Whether the recently announced wave of high-tech layoffs will have any meaningful impact on the economy of Austin is a question on the minds of regional business leaders.
After years of enormous growth, a nationwide recession could weigh on future commercial and industrial construction.
Google, Amazon, IBM and Meta are four of the tech majors that, along with smaller recent start-ups Cart.com and BigCommerce, have announced significant layoffs over the past few weeks that total in the tens of thousands.
The good news, so far, is that, according to the December jobs numbers report released by the Texas Workforce Commission (TWC), the area’s unemployment rate of 2.7 per cent is lower than the rest of the state and the country.
Matt Patton, executive vice-president of Angelou Economics, told local media despite the national headlines, Austin’s business diversity will likely minimize the overall layoff numbers.
He may be right. Although the area’s largest employers lean towards technology, a wide spectrum of companies have contributed to a 40 per cent increase in manufacturing, as measured in square footage.
Furthermore, despite the 12,000 nationwide layoffs announced by its parent-company Alphabet, Google does not rank in the top 30 of Austin-area employers. However, Amazon, IBM, Apple and Tesla all rank in the top dozen, each with over 5,000 employees.
Even so, regional tech layoff numbers remain low. For example, Apple has not yet announced layoffs for 2023.
In fact, Apple filed a trio of new filings in early January for an additional 19,000 square feet at its $1 billion campus in northwest Austin where construction began in 2019.
Apple’s latest filings with the Texas Department of Licensing and Regulation concern new four-storey and five storey structures to be completed by early 2025, plus a building renovation. That brings Apple’s total new construction commitment up to an estimated $240 million.
Meanwhile, Tesla continues to confound, with conflicting announcements regarding employment and construction investment in the Austin area.
Back in 2021 when Elon Musk outlined his plans for the company’s $10 billion Gigafactory, he estimated employment levels as high as 20,000. That target was later reduced to 12,000. But as of December 2022, employment had reached only 7,000.
Then this January, Tesla filed a series of plans with the TWC for a $717 million expansion of its electric vehicle factory and followed up with an additional filing for cell testing labs, a drive unit facility, cathode plant and die shop. It brings the total value of Tesla’s total proposed construction already announced this year to $776 million.
Similar construction investments resulting from the federal government’s CHIPS Act and Inflation Reduction Act promoting domestic semi-conductor manufacturing have some Texas observers predicting a further $60 billion in construction spending.
On a more cautionary note, the office vacancy rate in Austin continued an upward trend throughout 2022, hitting 15.5 per cent in November, a 140 basis point increase year-over-year, according to a December report from commercial real estate firm Partners. The availability rate, reflecting the volume of future move-outs, also increased from 18.9 per cent to 21.4 per cent.
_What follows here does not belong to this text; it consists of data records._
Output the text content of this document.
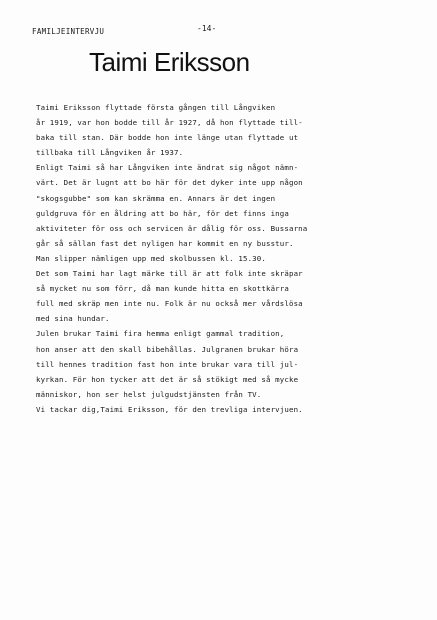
FAMILJEINTERVJU	-14-
Taimi Eriksson
Taimi Eriksson flyttade första gången till Långviken
år 1919, var hon bodde till år 1927, då hon flyttade till-
baka till stan. Där bodde hon inte länge utan flyttade ut
tillbaka till Långviken år 1937.
Enligt Taimi så har Långviken inte ändrat sig något nämn-
värt. Det är lugnt att bo här för det dyker inte upp någon
"skogsgubbe" som kan skrämma en. Annars är det ingen
guldgruva för en åldring att bo här, för det finns inga
aktiviteter för oss och servicen är dålig för oss. Bussarna
går så sällan fast det nyligen har kommit en ny busstur.
Man slipper nämligen upp med skolbussen kl. 15.30.
Det som Taimi har lagt märke till är att folk inte skräpar
så mycket nu som förr, då man kunde hitta en skottkärra
full med skräp men inte nu. Folk är nu också mer vårdslösa
med sina hundar.
Julen brukar Taimi fira hemma enligt gammal tradition,
hon anser att den skall bibehållas. Julgranen brukar höra
till hennes tradition fast hon inte brukar vara till jul-
kyrkan. För hon tycker att det är så stökigt med så mycke
människor, hon ser helst julgudstjänsten från TV.
Vi tackar dig,Taimi Eriksson, för den trevliga intervjuen.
Meta’s lease cancellation for 589,000 square feet in a new downtown office tower project doesn’t help. Yet commercial office development continues in the Austin area.
According to local news reports, Houston-based Morgan Group Inc. hopes to develop a large mixed-use project in The Domain, a high-density office, retail and residential center in northwest Austin that opened in 2007. The 300-acre Domain is a former IBM campus that has grown beyond its original boundaries to evolve as Austin’s second downtown.
The Morgan Group’s $70 million project, known as Pearl Burnet MF, would reportedly rise on a one-acre lot and comprise over 400,000 square feet, including 345 residential units.
Austin developer Stonelake Capital Partners LLC has also proposed two multi-family towers in the Domain South area, plus a large mixed-use development called Colorado Bend in Southeast Austin.
Roland Peña, senior VP of global technology and innovation with the Greater Austin Chamber of Commerce and Opportunity Austin, believes what attracted companies to the city originally is still in place today, and will enable Austin to retain those employers.
However, Texas in general and Austin in particular will not be able to completely escape the reset occurring within the commercial and industrial sectors across the country, as prominent real estate investors begin to reduce their exposure in anticipation of valuation drops.